What the research is:
The Ribbon filter is a new data structure that is more space-efficient than the popular Bloom filters that are widely used for optimizing data retrieval. One of the ways that Bloom, and now Ribbon, filters solve real engineering problems is by providing smooth configurability unmatched by other filters. Bloom filters work by overapproximating a set of keys associated with some data resource. With a Bloom filter, almost all negative queries to that resource can be skipped (filtered) because the Bloom filter rejects almost all query keys not associated with the resource.
With proper data layout and design, the Ribbon filter is the first Bloom alternative to match the near-continuous, hazard-free, accuracy-versus-space trade-off provided by Bloom filters.
Here, near-continuous means efficiently utilizing any amount of memory to represent any number of keys, so that wasted memory such as in internal fragmentation can be minimized to zero. The typical hazard to the accuracy-versus-space trade-off is bit alignment, where some data sizes (e.g., 4, 8, or 16 bits per key) are faster to access than others. Like Bloom, our data layout for Ribbon does not suffer this hazard in access times so it is more freely configurable. And Ribbon filters add new freedom of configurability to the space-versus-time trade-off.
Building on some prior lines of research, the Ribbon filter combines a simplified, faster, and more flexible construction algorithm; a data layout optimized for filter queries; and near-continuous configurability to make a practical alternative to static (immutable) Bloom filters.

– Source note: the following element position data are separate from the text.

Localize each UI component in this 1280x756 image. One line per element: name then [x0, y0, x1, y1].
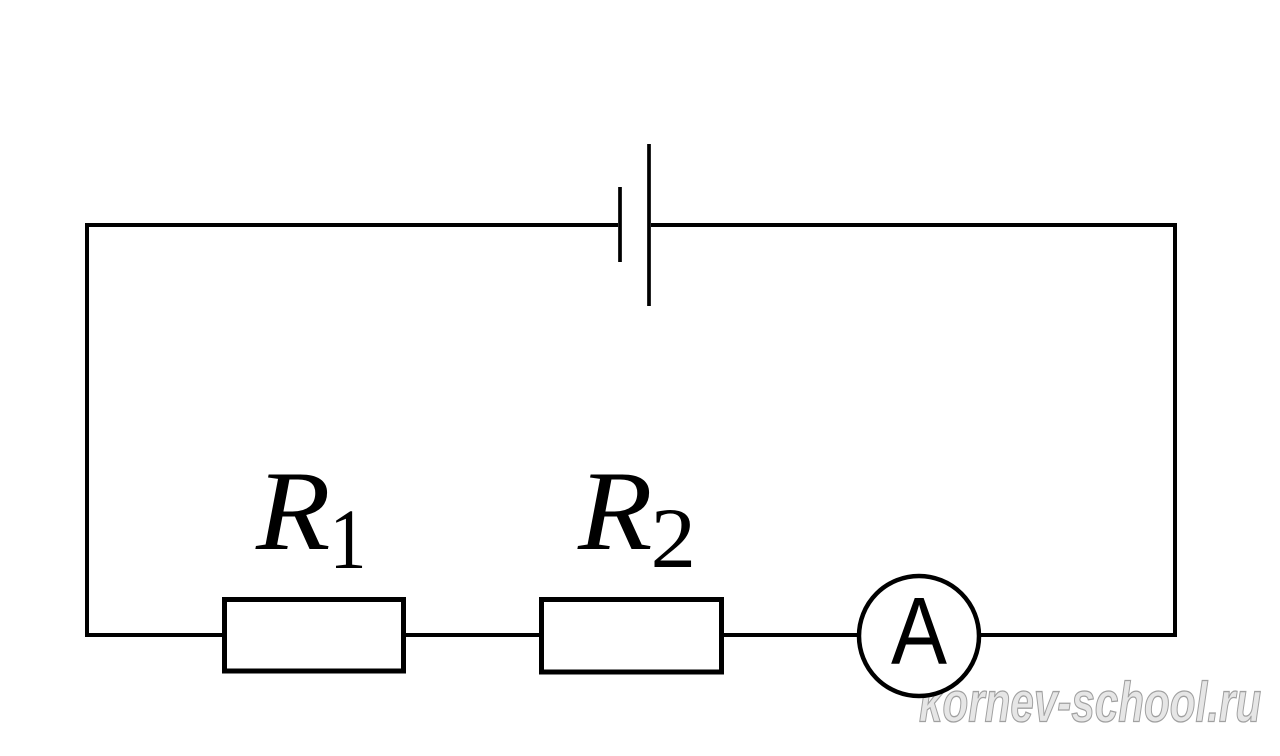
ammeter A letter [891, 578, 947, 685]
battery cell: short negative plate [618, 187, 622, 262]
ammeter A circle [859, 576, 979, 696]
wire: between R2 and ammeter A [722, 633, 861, 637]
wire: left loop (top-left, left side, bottom-left to R1) [87, 225, 618, 635]
wire: between R1 and R2 [404, 633, 542, 637]
label R2 [577, 449, 696, 586]
svg-text:R: R [577, 449, 653, 574]
watermark kornev-school.ru [919, 670, 1261, 734]
svg-text:R: R [255, 449, 331, 574]
svg-text:kornev-school.ru: kornev-school.ru [919, 670, 1261, 734]
svg-text:2: 2 [651, 491, 697, 586]
resistor R1 box [225, 600, 404, 672]
resistor R2 box [542, 600, 722, 673]
wire: right loop (battery to top-right, right side, bottom-right to ammeter) [651, 225, 1175, 635]
battery cell: long positive plate [647, 144, 651, 306]
svg-text:1: 1 [330, 493, 367, 587]
svg-text:A: A [891, 578, 947, 685]
label R1 [255, 449, 367, 587]
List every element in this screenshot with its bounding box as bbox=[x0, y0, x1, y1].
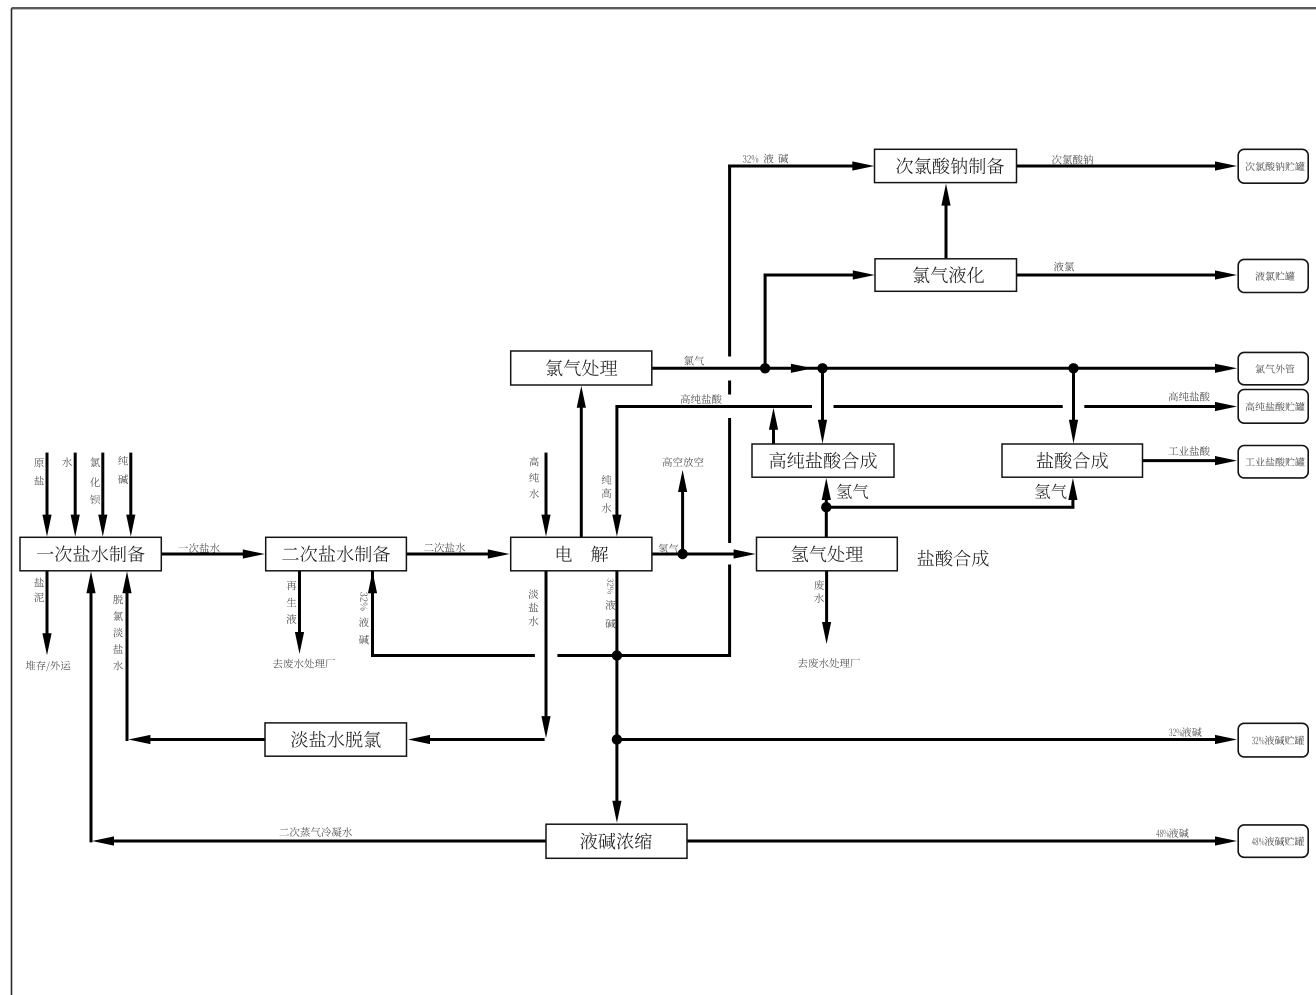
junction 32%液碱 branch bbox=[612, 650, 622, 660]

While well-engineered Bloom filters are extremely fast, they use roughly 50 percent more space (overhead) than the information-theoretic lower bound for filters on arbitrary keys. When Bloom filters cannot meet an application’s space efficiency targets, Ribbon filter variants dominate in space-versus-time trade-offs with near continuous configurability and space overhead as low as 1 percent or less. Ribbon filters have O(1) query times and save roughly 1/3 of memory compared with Bloom filters.
How it works:
Like some related immutable structures used for perfect hashing and maps, Ribbon filters are constructed by solving a linear system given by hash functions applied to a set of keys. Each row in the linear system expresses that querying as some key, which involves XOR-ing the values at some set of array indices, must yield a prescribed value to indicate it is “in” the set of keys.
Despite using Boolean — GF(2) — arithmetic, the approach to solving this logical system of equations is to use Gaussian elimination, which fundamentally means subtracting equations from one another until you can isolate variables (unknowns). If a solution exists, this approach will find it.
The name Ribbon has dual meanings. First, we use a linear system from Dietzfelbinger and Walzer whose sorted coefficient matrix resembles a physical ribbon, or a wavy approximation of a band matrix. Gaussian elimination is fundamentally more efficient on this system because it is already close to a reduced form.
Ribbon also stands for Rapid Incremental Boolean Banding ON the fly, which is the name of our fast and flexible new Gaussian solver. Through an approach resembling insertion into a linear-probed hash table, Ribbon does Gaussian elimination on the fly. This saves time and space in construction because row reductions can be done in registers rather than in memory, and because the reduced form of the ribbon coefficient matrix — a band matrix — is more space-efficient than explicitly representing the ribbon form. On-the-fly construction also unlocks a solution to the core challenge of the Ribbon approach: scaling its space efficiency to very large numbers of keys.
Why it matters:
At Facebook’s scale, we expect Ribbon filters to save several percent of RAM resources, with a tiny increase in CPU usage for some major storage systems. However, we do not implement efficiency gains at all engineering costs, so it’s also important to have a user-friendly data structure. This issue stalled implementation of other Bloom alternatives offering some space savings.
The Ribbon filter opens these new trade-offs without introducing notable discontinuities or hazards in the configuration space. In other words, there is some complexity to make Ribbon filters general and highly configurable, but these details can be hidden behind a relatively simple API. You have essentially free choice over any three of the four core performance dimensions — number of keys added to the set, memory usage, CPU efficiency, and accuracy — and the accuracy is automatically well optimized.